Note how vague the description of the road numbers are.

By using OSRM to check the consistency of tags, here’s how the section of the route from Cucahara to Gulnare is described: A link to the route is Here

Distance: 51.2 km Duration: 1 h 3 min [Generate Link] [GPX File]

Head northeast onto 5th Avenue 24 m

Turn left onto City Avenue 53 m

Turn left onto CO 12 9.54 km

Turn left onto FR 415 / CR 364 9.99 km

Continue onto FR 415 / CR 46 8.63 km

Continue onto CR 46 18.9 km

Turn slight right onto (46) 4.13 km

As shown, using the ‘ref tag’ allows OSRM to offer a consistent naming scheme. The Forest Road number (415) stays the same, but the County Road number changes as the road crosses the County line from Huerfano to Las Animas County, then the FR number disappears as the road leaves the San Isabel National Forest. The (46) on the last section indicates an error that I have not yet corrected in the ‘ref’ tag for that section.

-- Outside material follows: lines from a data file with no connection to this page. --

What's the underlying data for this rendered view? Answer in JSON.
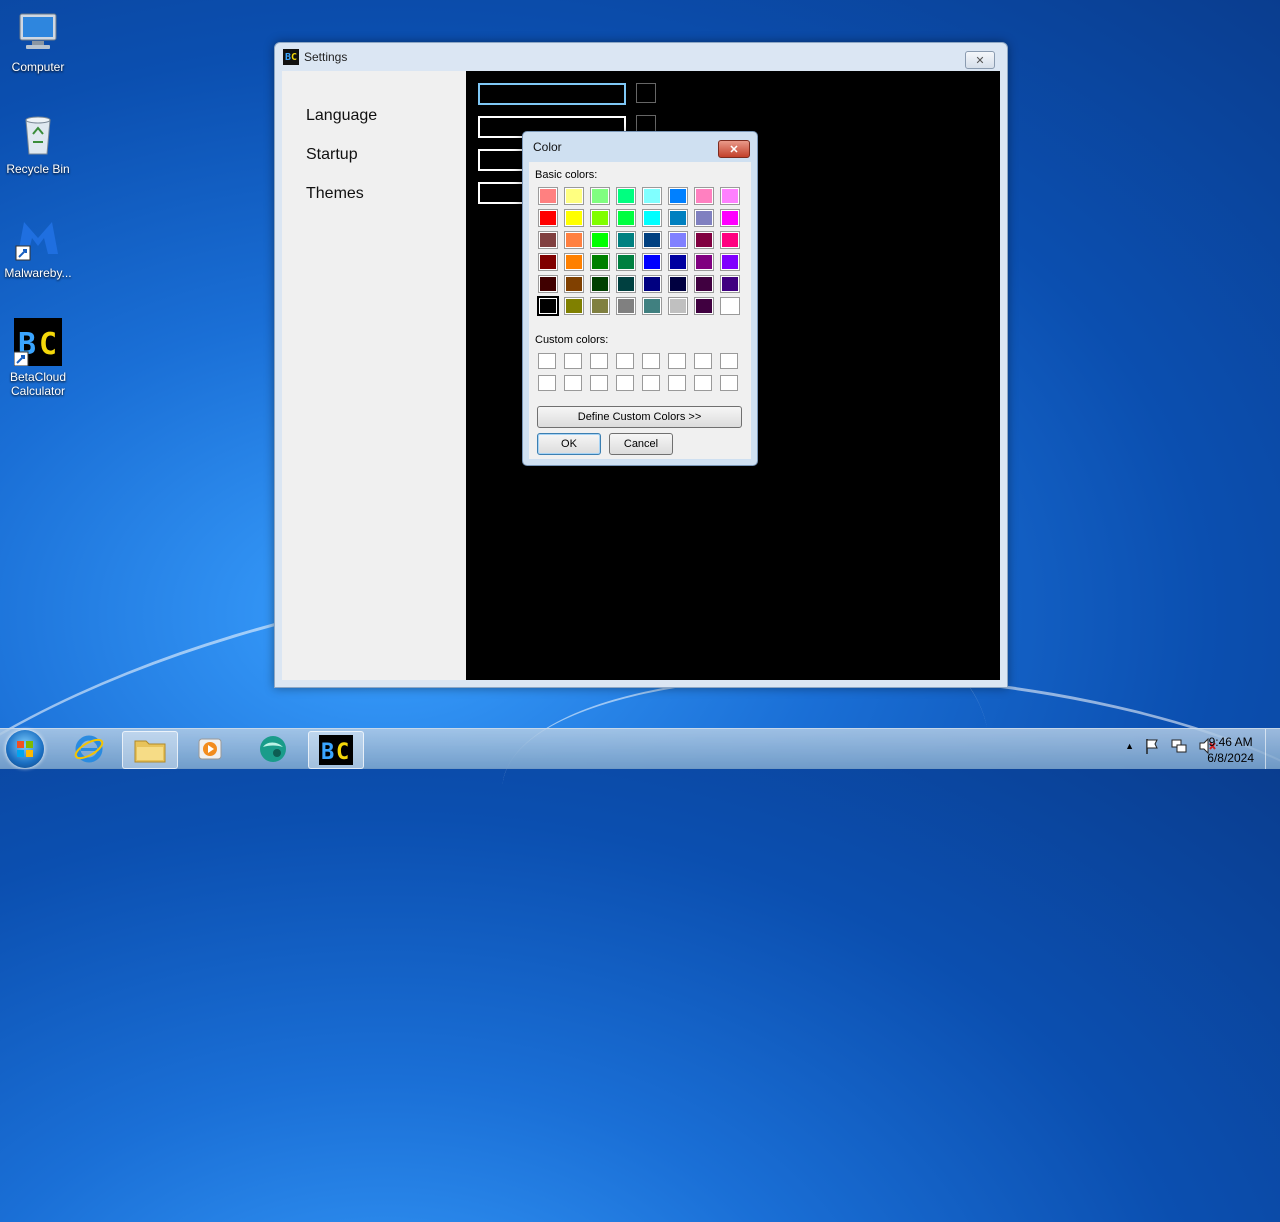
{
  "desktop": {
    "icons": [
      {
        "label": "Computer"
      },
      {
        "label": "Recycle Bin"
      },
      {
        "label": "Malwareby..."
      },
      {
        "label": "BetaCloud Calculator"
      }
    ]
  },
  "settings_window": {
    "title": "Settings",
    "logo_text": {
      "b": "B",
      "c": "C"
    },
    "close_glyph": "✕",
    "sidebar": [
      "Language",
      "Startup",
      "Themes"
    ]
  },
  "color_dialog": {
    "title": "Color",
    "close_glyph": "✕",
    "basic_label": "Basic colors:",
    "custom_label": "Custom colors:",
    "define_button": "Define Custom Colors >>",
    "ok_button": "OK",
    "cancel_button": "Cancel",
    "selected_index": 40,
    "basic_colors": [
      "#ff8080",
      "#ffff80",
      "#80ff80",
      "#00ff80",
      "#80ffff",
      "#0080ff",
      "#ff80c0",
      "#ff80ff",
      "#ff0000",
      "#ffff00",
      "#80ff00",
      "#00ff40",
      "#00ffff",
      "#0080c0",
      "#8080c0",
      "#ff00ff",
      "#804040",
      "#ff8040",
      "#00ff00",
      "#008080",
      "#004080",
      "#8080ff",
      "#800040",
      "#ff0080",
      "#800000",
      "#ff8000",
      "#008000",
      "#008040",
      "#0000ff",
      "#0000a0",
      "#800080",
      "#8000ff",
      "#400000",
      "#804000",
      "#004000",
      "#004040",
      "#000080",
      "#000040",
      "#400040",
      "#400080",
      "#000000",
      "#808000",
      "#808040",
      "#808080",
      "#408080",
      "#c0c0c0",
      "#400040",
      "#ffffff"
    ]
  },
  "taskbar": {
    "time": "9:46 AM",
    "date": "6/8/2024",
    "tray_arrow": "▲"
  }
}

Incidentally, Google Maps can’t even map this route. It only offers the paved routes via La Veta or Trinidad

Discussion

Comment from robert on 23 July 2013 at 09:27

I’m also working on improving mapping quality using OSRM, see http://wiki.openstreetmap.org/wiki/That_Shouldnt_Be_Possible

Unfortunately due to infrastructure constraints the prototype is only running on the british isles at the moment, but I’m working on expanding that.